Bir de GC’ nin tekrardan toplamasına gerek duyulmayacak şekilde kullanılabilen Weak Referance tipleri bulunmaktadır. WeakReference sınıfı bu noktada devreye girmektedir. Bu konuyu ilerleyen zamanlarda incelemeyi ve sizlerle paylaşmayı planlıyorum.
Yukarıda bahsettiklerimiz anlamında GC’ i kod tarafında ve config dosyası üzerinde ayarlayabilir ve hangi modda ne şekilde çalışacağına karar verebiliriz. Örneğin uygulamaya ait config dosyasına yapılacak aşağıdaki bildirim ile Server Mod üzerinde çalışılacağı ifade edilir.
<configuration>
<runtime>
<gcServer enabled="true" />
</runtime>
</configuration>
veya örneğin
<configuration>
<runtime>
<gcServer enabled="false"/>
<gcConcurrent enabled="false"/>
</runtime>
</configuration>
bildirimi ile Workstation modda ve non-concurrent olarak çalışılacağı ifade edilebilir.
Bunlara ek olarak GCLatencyMode adında önemli bir ayar daha sunulmaktadır. Bu ayara göre daha fazla nesnenin bellekten toplanması bir başka deyişle çok daha fazla alanın açılması sağlanabilir. Bilindiği üzere GC, çöpleri topladığı sırada çalışmakta olan diğer tüm Thread’ leri geçici olarak durdurur. Bu nedenle Latency(gecikme) ‘ nin kontrol altına alınması gereken uygulamalar söz konusu olabilir.
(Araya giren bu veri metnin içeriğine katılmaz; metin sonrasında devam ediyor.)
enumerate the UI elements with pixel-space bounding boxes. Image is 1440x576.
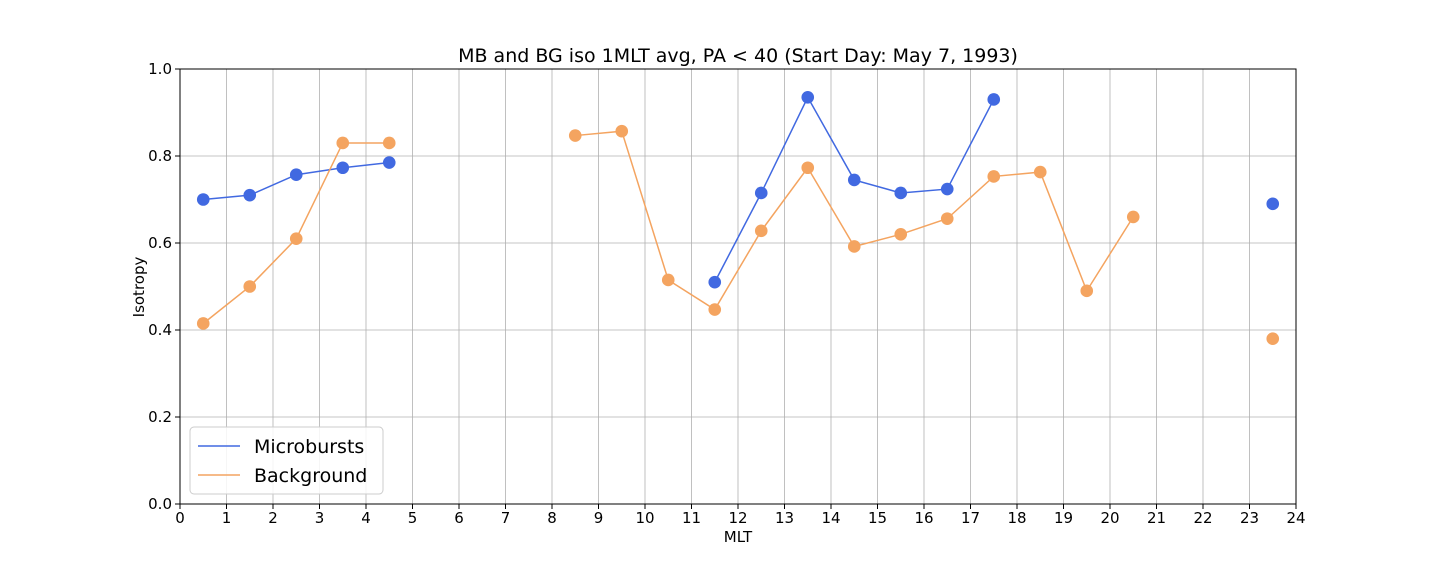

GCLatencyMode özelliği Batch, Interactive ve LowLatency olmak üzere 3 sabit değerden birisini alabilir. Batch mode genellikle bir arayüzü veya sunucu taraflı operasyonu olmayan uygulamalarda tercih edilmektedir. Arayüzü(UI) bulunan uygulamalarda Interactive mode seçilebilir. Bunun dışında bazı uygulamalar bilindiği üzere bellek üzerinde çok daha fazla harekette bulunurlar. Özellikle çok kısa sürelerde işlemlerin yapılması gerekmektedir. Örneğin animasyon işlemleri ile uğraşan uygulamalar buna örnek olarak verilebilir. Bu tip uygulamalarda zaman oldukça önemlidir. O nedenle LowLatency modda çalıştırılmaları sağlanabilir. Latency Mode ile ilişkili daha detaylı bilgiyi MSDN adresinden bulabilirsiniz.
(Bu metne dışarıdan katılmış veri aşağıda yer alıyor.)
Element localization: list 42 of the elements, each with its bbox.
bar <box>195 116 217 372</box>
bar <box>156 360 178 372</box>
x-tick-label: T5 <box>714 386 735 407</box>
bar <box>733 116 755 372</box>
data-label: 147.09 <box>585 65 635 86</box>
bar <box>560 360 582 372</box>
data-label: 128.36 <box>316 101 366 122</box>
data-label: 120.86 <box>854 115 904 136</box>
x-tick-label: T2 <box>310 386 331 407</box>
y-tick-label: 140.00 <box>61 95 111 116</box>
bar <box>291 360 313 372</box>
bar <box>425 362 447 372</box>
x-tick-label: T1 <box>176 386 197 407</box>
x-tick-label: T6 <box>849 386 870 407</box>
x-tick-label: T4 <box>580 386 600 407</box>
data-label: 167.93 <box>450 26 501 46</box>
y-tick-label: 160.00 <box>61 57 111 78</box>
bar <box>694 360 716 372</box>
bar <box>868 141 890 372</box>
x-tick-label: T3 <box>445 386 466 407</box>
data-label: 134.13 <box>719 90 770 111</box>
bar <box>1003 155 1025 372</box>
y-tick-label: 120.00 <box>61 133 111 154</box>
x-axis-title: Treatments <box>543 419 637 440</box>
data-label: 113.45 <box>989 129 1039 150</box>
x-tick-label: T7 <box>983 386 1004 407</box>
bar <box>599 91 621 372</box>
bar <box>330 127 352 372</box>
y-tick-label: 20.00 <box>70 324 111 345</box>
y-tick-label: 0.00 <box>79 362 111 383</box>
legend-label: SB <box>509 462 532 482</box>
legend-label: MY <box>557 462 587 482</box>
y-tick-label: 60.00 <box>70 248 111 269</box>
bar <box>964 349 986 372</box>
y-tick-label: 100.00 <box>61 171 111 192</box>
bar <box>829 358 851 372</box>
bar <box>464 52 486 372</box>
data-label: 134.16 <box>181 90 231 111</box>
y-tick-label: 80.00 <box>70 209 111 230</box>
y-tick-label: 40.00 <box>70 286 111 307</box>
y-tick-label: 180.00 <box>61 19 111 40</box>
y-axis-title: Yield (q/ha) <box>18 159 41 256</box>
Devam eden yazımızda LOH ve SOH kullanımları sırasında uygulamalarımıza ait bellek değerlerini nasıl ölçümlendirebileceğimizi aktarmaya çalışıyor olacağım. Şimdilik teoriyi pekiştirmemizde ve neyin ne olduğunu ayrıştırmamızda yarar var. Tekrardan görüşünceye dek hepinize mutlu günler dilerim.
Bu arada CLR’ ın çalışma şeklini daha iyi ve derinlemesine öğrenmek isterseniz sizlere tavsiyem MS Press’ in Jeffrey Ritcher imzalı CLR via C# isimli kitabı olacaktır.
896 sayfalık bu kitap içerisinde elbetteki bulacağınız tek şek bellek yönetimi(Memory Managemet) değil. Ama yazdığımız temel C# kod parçalarının CLR(Common Language Runtime) tarafından nasıl ele alındığını görmek, CIL(Common Intermediate Language) seviyesine kadar inebilmek mümkün. Fiyatı biraz yüksek görünebilir ama bence elinizin altında olması gereken bir kaynaktır diye düşünüyor ve hatta bu konuda ısrar ediyorum.